Now that self-made humanitarian and “stones-into-schools” false prophet Greg Mortenson has been ordered to repay more than $1-million to the charity he founded, exploited and financially mismanaged, it’s as good a time as any to assess the disgraced Three Cups of Tea author and his crumbling empire of goodness.
Here’s a quick recap of Mortenson’s (true) journey:
- In 1993 Mortenson allegedly took a wrong turn (how prescient) while descending from a harrowing and unsuccessful summit attempt of K2 in Pakistan’s Karakoram Range, into the village of Korphe where he discovered his inner altruist;
- In 1996 he founded the non-profit Central Asia Institute (CAI) with seed money from a Swiss millionaire to fund educational development in rural Pakistan and Afghanistan;
- In 2006 he co-authored the best-seller Three Cups of Tea: One Man’s Mission to Promote Peace… One School at a Time, and became a huge draw as a motivational speaker while all his expenses were being paid by CAI;
- He collected no fewer than thirty-nine literary and humanitarian awards and honorary degreesbetween 2004 and 2011;
- In 2010, US President Barack Obama donated $100,000 from the proceeds of his Nobel Prize to CAI;
- In April 2011 the investigative news show 60 Minutes exposed the fact that Mortenson’s famous 1993 sojourn to Korphe, as well as other claims made in the book (such as his capture by the Taliban, and, er, building lots of schools) almost certainly never happened;
- A day after the 60 Minutes report, celebrated journalist, mountaineer and CAI donor Jon Krakauer released his own damning investigation of Mortenson, Three Cups of Deceit: How Greg Mortenson, Humanitarian Hero, Lost His Way, detailing Mortenson’s rap sheet of hypocrisy and how he (Krakauer) was duped into investing.

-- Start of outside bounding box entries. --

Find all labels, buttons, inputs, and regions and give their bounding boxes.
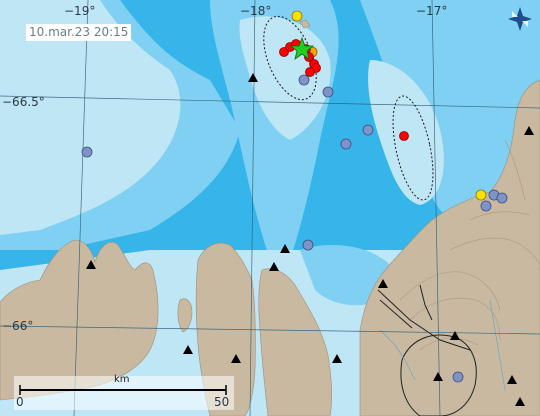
longitude-label: −19° xyxy=(64,4,95,18)
earthquake-marker[interactable] xyxy=(298,74,310,86)
timestamp-label: 10.mar.23 20:15 xyxy=(26,24,132,41)
scale-bar: km 0 50 xyxy=(14,374,234,410)
earthquake-marker[interactable] xyxy=(496,192,508,204)
earthquake-marker[interactable] xyxy=(399,131,409,141)
earthquake-marker[interactable] xyxy=(340,138,352,150)
earthquake-marker[interactable] xyxy=(305,67,315,77)
earthquake-map: −19° −18° −17° −66.5° −66° km 0 50 xyxy=(0,0,540,416)
earthquake-marker[interactable] xyxy=(362,124,374,136)
earthquake-marker[interactable] xyxy=(452,371,464,383)
earthquake-marker[interactable] xyxy=(81,146,93,158)
scale-start: 0 xyxy=(16,395,24,409)
scale-end: 50 xyxy=(214,395,229,409)
scale-unit: km xyxy=(114,374,130,385)
earthquake-marker[interactable] xyxy=(291,10,303,22)
latitude-label: −66° xyxy=(2,319,33,333)
latitude-label: −66.5° xyxy=(2,95,45,109)
earthquake-marker[interactable] xyxy=(302,239,314,251)
earthquake-marker[interactable] xyxy=(322,86,334,98)
earthquake-marker[interactable] xyxy=(480,200,492,212)
longitude-label: −17° xyxy=(416,4,447,18)
longitude-label: −18° xyxy=(240,4,271,18)
earthquake-marker[interactable] xyxy=(475,189,487,201)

Charity fraud doesn’t often come with the kind of alarm bells as Three Cups of Tea, a nauseating read whose obnoxious aggrandizement of Mortenson is both its marketing genius (it was published by Viking Press) and its flashing red warning light.
That is not to say that its millions of readers should be (solely) blamed for seeing a halo form above the author’s head. Our appetite for such tales is as ravenous as our wallets are fat and our secret shame of wealth is heavy. Greg Mortenson created a religion and made himself its prophet. And like others before him, things didn’t quite pan out the way he’d prophesied, if mainly because, as Nicholas Kristof noted, “Greg is more of a founding visionary than a disciplined CEO.”

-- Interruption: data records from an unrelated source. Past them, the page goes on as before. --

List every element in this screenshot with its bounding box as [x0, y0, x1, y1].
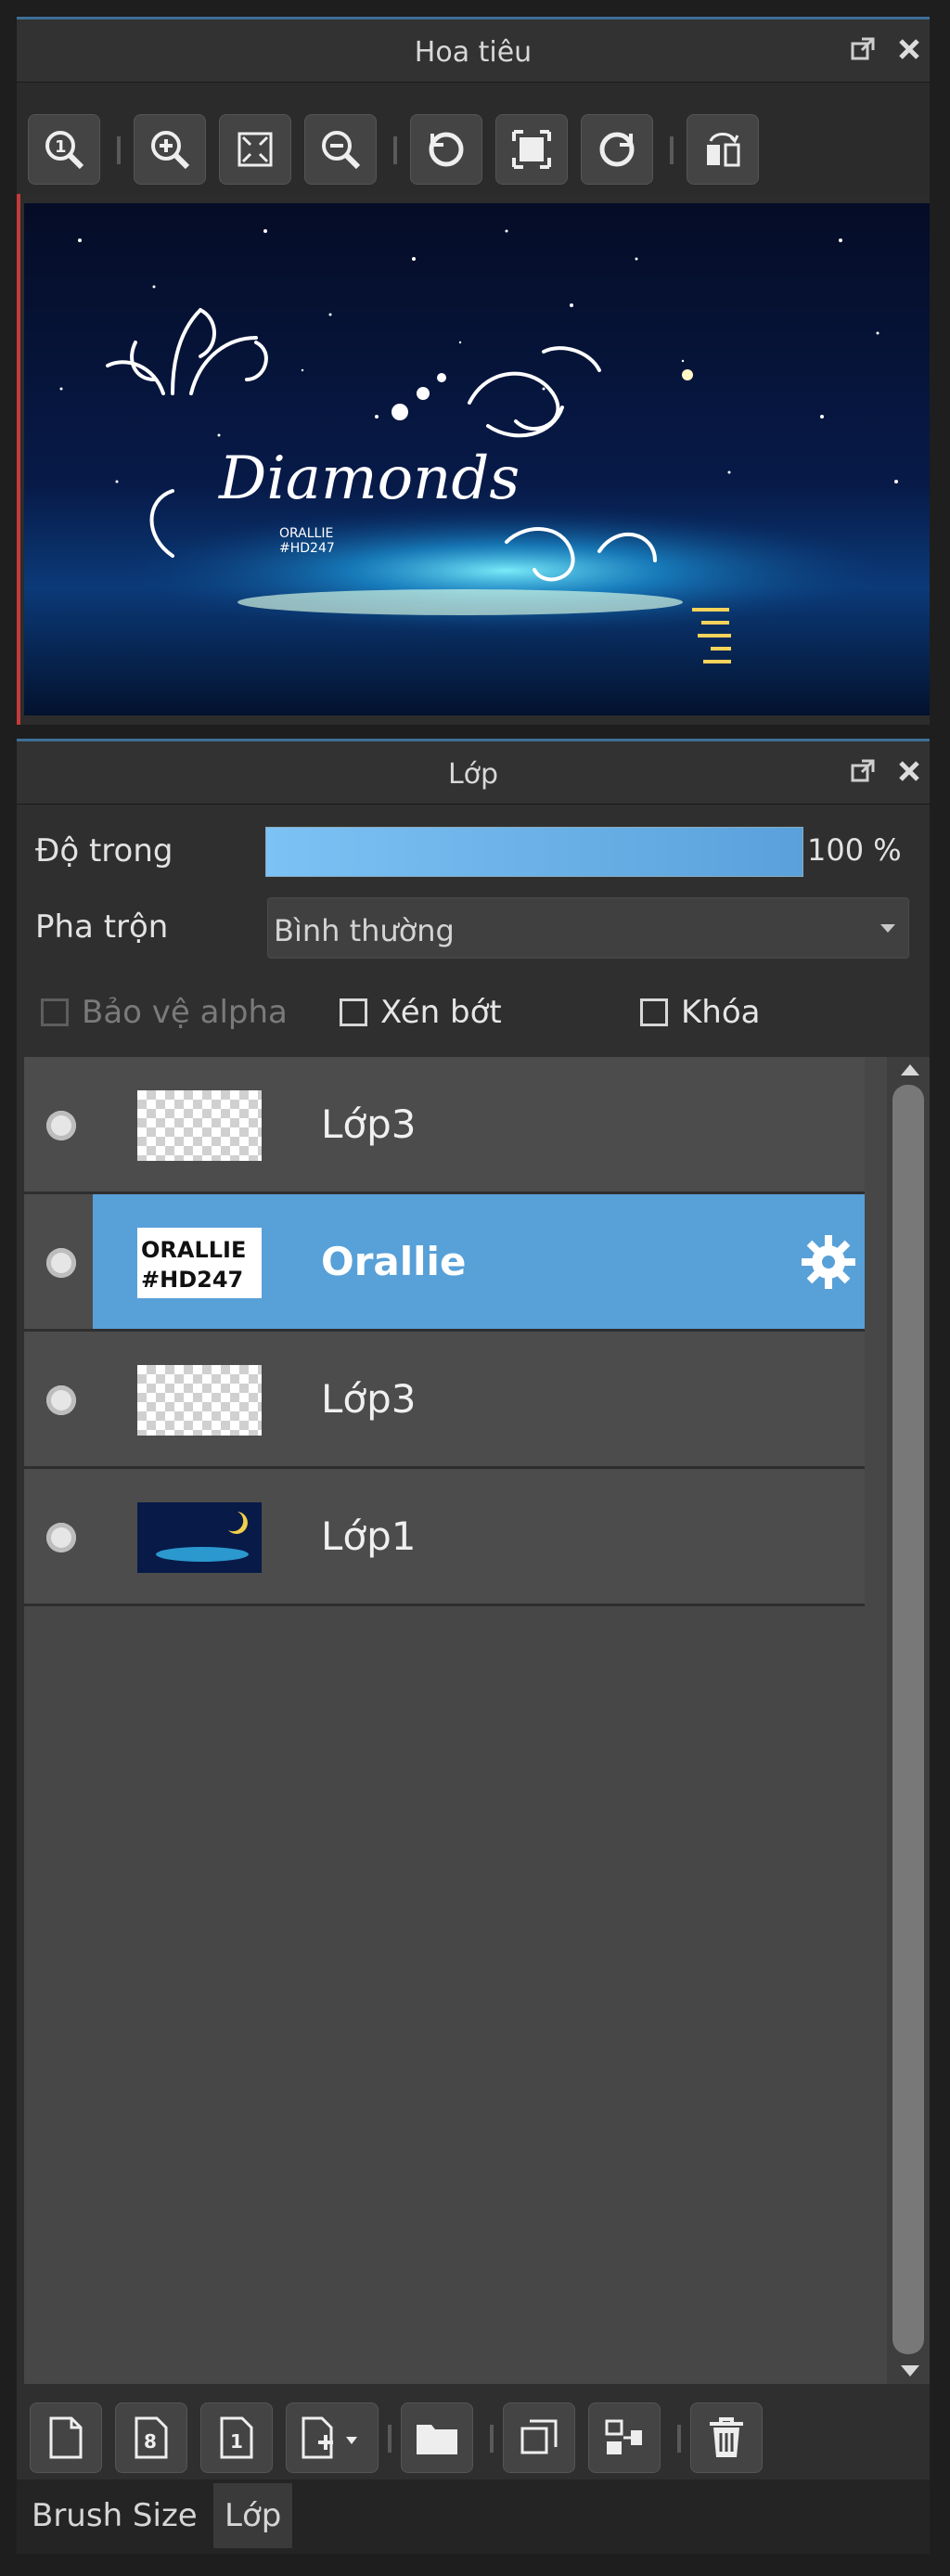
clipping-label: Xén bớt: [380, 994, 502, 1031]
layer-scrollbar[interactable]: [887, 1057, 930, 2384]
checkbox-box: [41, 998, 69, 1026]
navigator-panel: Hoa tiêu 1 Diamonds ORALLIE #HD247: [17, 17, 930, 725]
preview-image: Diamonds ORALLIE #HD247: [24, 203, 930, 715]
layer-thumbnail: [137, 1090, 262, 1161]
checkbox-box: [640, 998, 668, 1026]
layer-toolbar: 8 1: [17, 2391, 930, 2482]
layer-list-area: Lớp3 ORALLIE #HD247 Orallie Lớp3 Lớp1: [24, 1057, 930, 2384]
navigator-title: Hoa tiêu: [414, 36, 533, 69]
protect-alpha-label: Bảo vệ alpha: [82, 994, 288, 1031]
svg-text:8: 8: [144, 2430, 157, 2453]
chevron-down-icon: [880, 924, 895, 933]
tab-label: Lớp: [225, 2497, 282, 2534]
opacity-row: Độ trong 100 %: [17, 814, 930, 879]
checkbox-box: [340, 998, 367, 1026]
visibility-toggle-icon[interactable]: [46, 1523, 76, 1552]
blend-mode-value: Bình thường: [274, 913, 455, 948]
opacity-value: 100 %: [807, 832, 902, 868]
app-window: Hoa tiêu 1 Diamonds ORALLIE #HD247 Lớp Đ…: [0, 0, 950, 2576]
layer-thumbnail: ORALLIE #HD247: [137, 1228, 262, 1298]
blend-mode-dropdown[interactable]: Bình thường: [267, 897, 909, 959]
popout-icon[interactable]: [848, 756, 878, 786]
merge-down-icon[interactable]: [588, 2402, 661, 2473]
scroll-down-icon[interactable]: [901, 2365, 919, 2376]
navigator-toolbar: 1: [17, 83, 930, 201]
layer-row[interactable]: Lớp3: [24, 1332, 865, 1469]
layer-name: Lớp1: [321, 1513, 417, 1559]
new-8bit-layer-icon[interactable]: 8: [115, 2402, 187, 2473]
art-sub1: ORALLIE: [279, 526, 333, 541]
svg-text:1: 1: [55, 137, 67, 157]
tab-layers[interactable]: Lớp: [213, 2483, 293, 2548]
add-layer-menu-icon[interactable]: [286, 2402, 379, 2473]
panel-tabs: Brush Size Lớp: [17, 2479, 930, 2554]
layer-thumbnail: [137, 1502, 262, 1573]
thumb-text-2: #HD247: [141, 1267, 243, 1293]
opacity-label: Độ trong: [35, 832, 173, 869]
layer-options-row: Bảo vệ alpha Xén bớt Khóa: [17, 981, 930, 1046]
canvas-preview[interactable]: Diamonds ORALLIE #HD247: [17, 194, 930, 725]
delete-layer-icon[interactable]: [690, 2402, 763, 2473]
blend-label: Pha trộn: [35, 908, 169, 946]
art-sub2: #HD247: [279, 541, 335, 556]
layer-name: Orallie: [321, 1239, 467, 1284]
visibility-toggle-icon[interactable]: [46, 1248, 76, 1278]
layer-name: Lớp3: [321, 1101, 417, 1147]
tab-brush-size[interactable]: Brush Size: [20, 2483, 209, 2548]
tab-label: Brush Size: [32, 2497, 198, 2534]
layer-row[interactable]: Lớp1: [24, 1469, 865, 1606]
rotate-right-icon[interactable]: [581, 114, 653, 185]
blend-row: Pha trộn Bình thường: [17, 890, 930, 959]
new-layer-icon[interactable]: [30, 2402, 102, 2473]
close-icon[interactable]: [894, 34, 924, 64]
navigator-header: Hoa tiêu: [17, 19, 930, 83]
gear-icon[interactable]: [798, 1231, 859, 1293]
layers-header: Lớp: [17, 741, 930, 805]
close-icon[interactable]: [894, 756, 924, 786]
protect-alpha-checkbox[interactable]: Bảo vệ alpha: [41, 994, 288, 1031]
opacity-slider[interactable]: [265, 827, 803, 877]
folder-icon[interactable]: [401, 2402, 473, 2473]
popout-icon[interactable]: [848, 34, 878, 64]
layer-name: Lớp3: [321, 1376, 417, 1422]
clipping-checkbox[interactable]: Xén bớt: [340, 994, 502, 1031]
layer-list: Lớp3 ORALLIE #HD247 Orallie Lớp3 Lớp1: [24, 1057, 865, 1606]
new-1bit-layer-icon[interactable]: 1: [200, 2402, 273, 2473]
scroll-up-icon[interactable]: [901, 1064, 919, 1075]
duplicate-layer-icon[interactable]: [503, 2402, 575, 2473]
visibility-toggle-icon[interactable]: [46, 1385, 76, 1415]
layer-row-selected[interactable]: ORALLIE #HD247 Orallie: [24, 1194, 865, 1332]
fit-window-icon[interactable]: [219, 114, 291, 185]
svg-text:1: 1: [230, 2430, 243, 2453]
rotate-left-icon[interactable]: [410, 114, 482, 185]
scroll-thumb[interactable]: [892, 1085, 924, 2354]
zoom-out-icon[interactable]: [304, 114, 377, 185]
layers-panel: Lớp Độ trong 100 % Pha trộn Bình thường: [17, 739, 930, 2482]
visibility-toggle-icon[interactable]: [46, 1111, 76, 1140]
flip-horizontal-icon[interactable]: [687, 114, 759, 185]
layer-row[interactable]: Lớp3: [24, 1057, 865, 1194]
thumb-text-1: ORALLIE: [141, 1237, 246, 1263]
lock-label: Khóa: [681, 994, 761, 1031]
fit-screen-icon[interactable]: [495, 114, 568, 185]
art-title: Diamonds: [218, 444, 520, 513]
zoom-actual-icon[interactable]: 1: [28, 114, 100, 185]
layer-thumbnail: [137, 1365, 262, 1436]
zoom-in-icon[interactable]: [134, 114, 206, 185]
lock-checkbox[interactable]: Khóa: [640, 994, 760, 1031]
layers-title: Lớp: [447, 758, 499, 791]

Krakauer and others concede that Mortenson is not pure evil (Bernie Madoff is the cited contrast), just someone in whom we invested an unholy amount of unearned trust.
That is why, we must conclude, bold promises attached to fabricated tales of education-starved children in Asia resulted in tens of millions in book sales and funds raised, a charity-funded book tour, private jets, disgruntled donors, shoddy financial statements, deliberate misinformation, and yes, a few schools.
In other words, Greg Mortenson did what he did because nobody stopped him. Nobody checked the facts, and nobody tempered his idealism (or our own) with a dose of reality. Or if they did, it didn’t work.
His real success was not in exploiting his unique encounter with poverty in Pakistan to build schools, but in exploiting our naïveté with respect to encountering poverty. Greg Mortenson’s shame is on us.
May we think about that before we write our next cheque to charity.